KUNIGAMI FOREST PARK

With a 3 km prepared course, this park is a spot to enjoy birdsong and the seasonal flowers and trees. Bungalows and camping ground are also available.

MANGROVE FOREST OF GESASHI BAY

Stretching over about 10 hectares at the mouth of the Gesashi River, this mangrove forest is the largest on Okinawa Island. Three types of mangrove thrive in the forest: Bruguiera gymnorrhiza, Kandelia obovate, and the Asiatic mangrove (Rhizophora mucronata), which finds its northernmost habitat here. Visitors can enjoy a wooden path and canoe tours to observe the creatures of the mangrove forest and tidal flats.

SHIOYA BAY

This bay is one of the eight most famous scenic spots in Okinawa.
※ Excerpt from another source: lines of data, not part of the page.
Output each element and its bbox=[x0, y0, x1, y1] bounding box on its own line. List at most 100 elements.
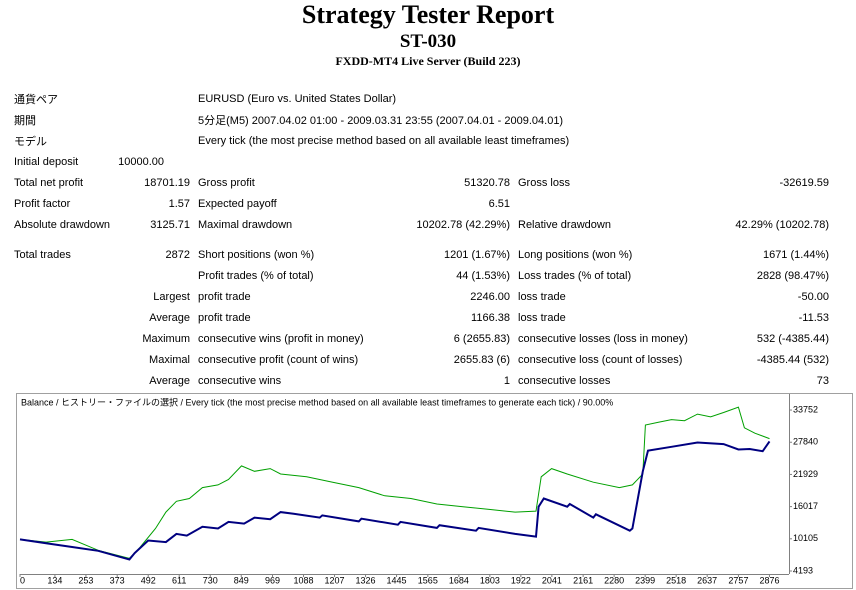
cell: 1166.38 bbox=[471, 311, 510, 324]
chart-title: Balance / ヒストリー・ファイルの選択 / Every tick (th… bbox=[21, 396, 613, 407]
cell: consecutive profit (count of wins) bbox=[198, 353, 359, 366]
report-title: Strategy Tester Report bbox=[301, 0, 555, 29]
x-tick-label: 1326 bbox=[356, 575, 376, 585]
cell: Absolute drawdown bbox=[14, 218, 111, 231]
x-tick-label: 1565 bbox=[418, 575, 438, 585]
cell: 532 (-4385.44) bbox=[756, 332, 829, 345]
x-tick-label: 2757 bbox=[728, 575, 748, 585]
series-line bbox=[19, 406, 770, 559]
cell: 1671 (1.44%) bbox=[762, 248, 829, 261]
cell: Maximal bbox=[149, 353, 190, 366]
cell: profit trade bbox=[198, 290, 251, 303]
cell: Maximal drawdown bbox=[198, 218, 293, 231]
cell: 通貨ペア bbox=[14, 93, 58, 106]
cell: loss trade bbox=[518, 311, 566, 324]
x-tick-label: 969 bbox=[265, 575, 280, 585]
cell: Maximum bbox=[142, 332, 190, 345]
cell: consecutive losses bbox=[518, 374, 611, 387]
cell: 1.57 bbox=[168, 197, 190, 210]
chart-frame bbox=[16, 393, 853, 589]
y-tick-label: 27840 bbox=[793, 437, 818, 447]
cell: EURUSD (Euro vs. United States Dollar) bbox=[198, 92, 397, 105]
cell: 1201 (1.67%) bbox=[443, 248, 510, 261]
cell: 1 bbox=[503, 374, 510, 387]
cell: モデル bbox=[14, 135, 47, 148]
y-tick-label: 4193 bbox=[793, 565, 813, 575]
x-tick-label: 2876 bbox=[759, 575, 779, 585]
cell: Average bbox=[149, 311, 190, 324]
cell: consecutive wins bbox=[198, 374, 282, 387]
cell: 2246.00 bbox=[470, 290, 510, 303]
cell: consecutive loss (count of losses) bbox=[518, 353, 683, 366]
cell: profit trade bbox=[198, 311, 251, 324]
cell: consecutive wins (profit in money) bbox=[198, 332, 364, 345]
cell: 期間 bbox=[14, 114, 36, 127]
x-tick-label: 849 bbox=[234, 575, 249, 585]
x-tick-label: 253 bbox=[78, 575, 93, 585]
x-tick-label: 492 bbox=[141, 575, 156, 585]
report-name: ST-030 bbox=[399, 31, 457, 52]
cell: 18701.19 bbox=[144, 176, 190, 189]
x-tick-label: 1207 bbox=[325, 575, 345, 585]
cell: Gross loss bbox=[518, 176, 570, 189]
cell: Loss trades (% of total) bbox=[518, 269, 632, 282]
x-tick-label: 0 bbox=[20, 575, 25, 585]
x-tick-label: 1088 bbox=[294, 575, 314, 585]
x-tick-label: 1803 bbox=[480, 575, 500, 585]
cell: Gross profit bbox=[198, 176, 255, 189]
cell: Long positions (won %) bbox=[518, 248, 633, 261]
x-tick-label: 2518 bbox=[666, 575, 686, 585]
cell: loss trade bbox=[518, 290, 566, 303]
cell: 42.29% (10202.78) bbox=[735, 218, 829, 231]
summary-table: 通貨ペア EURUSD (Euro vs. United States Dolla… bbox=[14, 88, 831, 391]
cell: Relative drawdown bbox=[518, 218, 611, 231]
cell: 10000.00 bbox=[118, 155, 164, 168]
cell: Profit factor bbox=[14, 197, 71, 210]
cell: Average bbox=[149, 374, 190, 387]
cell: Initial deposit bbox=[14, 155, 79, 168]
cell: Every tick (the most precise method base… bbox=[198, 134, 570, 147]
cell: -11.53 bbox=[798, 311, 829, 324]
cell: Largest bbox=[153, 290, 190, 303]
x-tick-label: 1922 bbox=[511, 575, 531, 585]
server-name: FXDD-MT4 Live Server (Build 223) bbox=[335, 54, 521, 68]
x-tick-label: 730 bbox=[203, 575, 218, 585]
y-tick-label: 33752 bbox=[793, 404, 818, 414]
cell: 2872 bbox=[165, 248, 190, 261]
cell: consecutive losses (loss in money) bbox=[518, 332, 688, 345]
cell: 44 (1.53%) bbox=[456, 269, 510, 282]
cell: 3125.71 bbox=[150, 218, 190, 231]
cell: Expected payoff bbox=[198, 197, 277, 210]
cell: -4385.44 (532) bbox=[756, 353, 829, 366]
cell: Profit trades (% of total) bbox=[198, 269, 314, 282]
x-tick-label: 2041 bbox=[542, 575, 562, 585]
y-tick-label: 21929 bbox=[793, 469, 818, 479]
x-tick-label: 2280 bbox=[604, 575, 624, 585]
x-tick-label: 2161 bbox=[573, 575, 593, 585]
cell: 5分足(M5) 2007.04.02 01:00 - 2009.03.31 23… bbox=[198, 114, 564, 127]
series-line bbox=[19, 440, 771, 561]
cell: 2655.83 (6) bbox=[453, 353, 510, 366]
x-tick-label: 611 bbox=[172, 575, 186, 585]
y-tick-label: 16017 bbox=[793, 501, 818, 511]
y-tick-label: 10105 bbox=[793, 533, 818, 543]
x-tick-label: 1684 bbox=[449, 575, 469, 585]
cell: 51320.78 bbox=[464, 176, 510, 189]
cell: Total net profit bbox=[14, 176, 84, 189]
x-tick-label: 2399 bbox=[635, 575, 655, 585]
cell: Total trades bbox=[14, 248, 71, 261]
x-tick-label: 2637 bbox=[697, 575, 717, 585]
cell: 6 (2655.83) bbox=[453, 332, 510, 345]
cell: 73 bbox=[816, 374, 829, 387]
x-tick-label: 1445 bbox=[387, 575, 407, 585]
cell: -50.00 bbox=[797, 290, 829, 303]
x-tick-label: 373 bbox=[110, 575, 125, 585]
cell: -32619.59 bbox=[779, 176, 829, 189]
cell: Short positions (won %) bbox=[198, 248, 315, 261]
cell: 2828 (98.47%) bbox=[756, 269, 829, 282]
x-tick-label: 134 bbox=[47, 575, 62, 585]
cell: 6.51 bbox=[488, 197, 510, 210]
cell: 10202.78 (42.29%) bbox=[416, 218, 510, 231]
Ungami, a Shioya Bay festival to pray for the harvest, is a nationally designated intangible folk culture asset.

About the Park 

Yambaru National Park, located in the northern part of Okinawa Island, was designated as the 33rd National Park in Japan on September 15, 2016.

FACTS & FIGURES

  • Date of National Park Designation: September 15, 2016
  • Area: 13,622 ha (136.22 square kilometers)
  • Location: Okinawa

PARKS RULES & SAFETY 

As with any national park or conservation area, visitors to Yambaru are required to observe the following rules for safety and to protect the area's natural biodiversity:

  • Carry in, carry out: Take all of your trash with you.
  • Do not pick wildflowers or damage plants.
  • Do not feed the wild animals.
  • Hunting is not permitted.
  • No fishing unless with a certified guide.
  • No smoking while walking.
  • Campfires are only permitted in designated areas.
  • Danger of landslides when raining.
  • Be considerate of the islands' wildlife when driving.
  • Do not bring invasive plant/animal species and pets to the islands.
  • Watch out for the Okinawa habu viper and other dangerous creatures.
  • Do not get any closer than necessary to take photographs of wildlife, and refrain from publicizing the exact locations of rare species.
  • Please respect that utaki sacred places and uganju prayer spots because they are important to the faith of local residents.